(Reuters) - TransCanada Corp, Canada's No. 2 pipeline operator, filed an application with Nebraska authorities to route its Keystone XL pipeline through the state, after U.S. President Donald Trump cleared the way for the project last month.
In November 2015, the pipeline company withdrew the route application it had made to the Nebraska Public Service Commission, after then President Barack Obama denied a permit for the controversial project over environmental concerns.
The 1,179-mile (1,900-km) Keystone XL is meant to ship 830,000 barrels per day of mainly oil sands crude from Alberta to Nebraska and on to the U.S. Gulf Coast.
Opposition in Nebraska from environmentalists and some landowners concerned about oil spills had been among several major hurdles facing the Keystone XL project.
"The (Nebraska Public Service Commission) process is the clearest path to achieving route certainty for the project in Nebraska and is expected to conclude in 2017," TransCanada said on Thursday.
The line's route through Nebraska has been the subject of a court case in the state over whether former Governor Dave Heineman was entitled to approve the route. (reut.rs/2jbx05V)
A Nebraska Supreme Court decision in 2015 ruled in support of the pipeline, but a number of Nebraskan landowners filed suits against TransCanada alleging the project violated the state's constitution. (reut.rs/2kpZzh1)
"Keystone XL is and always will be all risk and no reward," said Jane Kleeb, President of the Bold Alliance, an activist network opposing the pipeline.

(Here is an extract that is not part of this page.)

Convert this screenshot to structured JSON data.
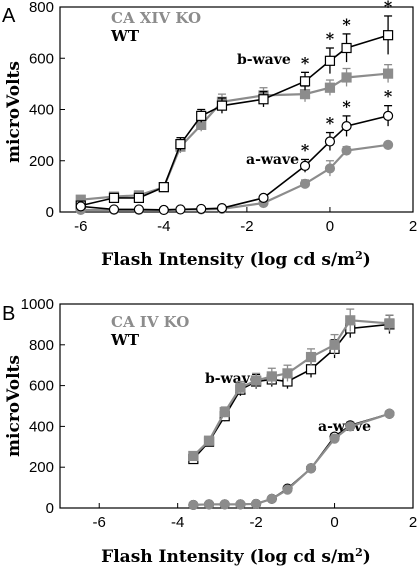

TransCanada also reported a better-than-expected quarterly profit on Thursday.
The company said earnings from its U.S. natural gas pipeline business rose more than four-fold to C$416 million, due to its $13 billion acquisition of Columbia Pipeline Group in July.
The company's net loss attributable to shareholders narrowed to C$358 million, or 43 Canadian cents per share, in the fourth quarter ended Dec. 31, from C$2.46 billion, or C$3.47 per share, a year earlier.
The latest quarter included charges of about C$1 billion, while the year-earlier quarter had impairment charges of about C$2.9 billion related to the Keystone XL pipeline.
Excluding items, the company earned 75 Canadian cents per share, beating the average analysts' estimate of 72 Canadian cents, according to Thomson Reuters I/B/E/S.
Revenue rose 26.9 percent to C$3.62 billion in the quarter. Analysts were expecting a revenue of C$3.50 billion.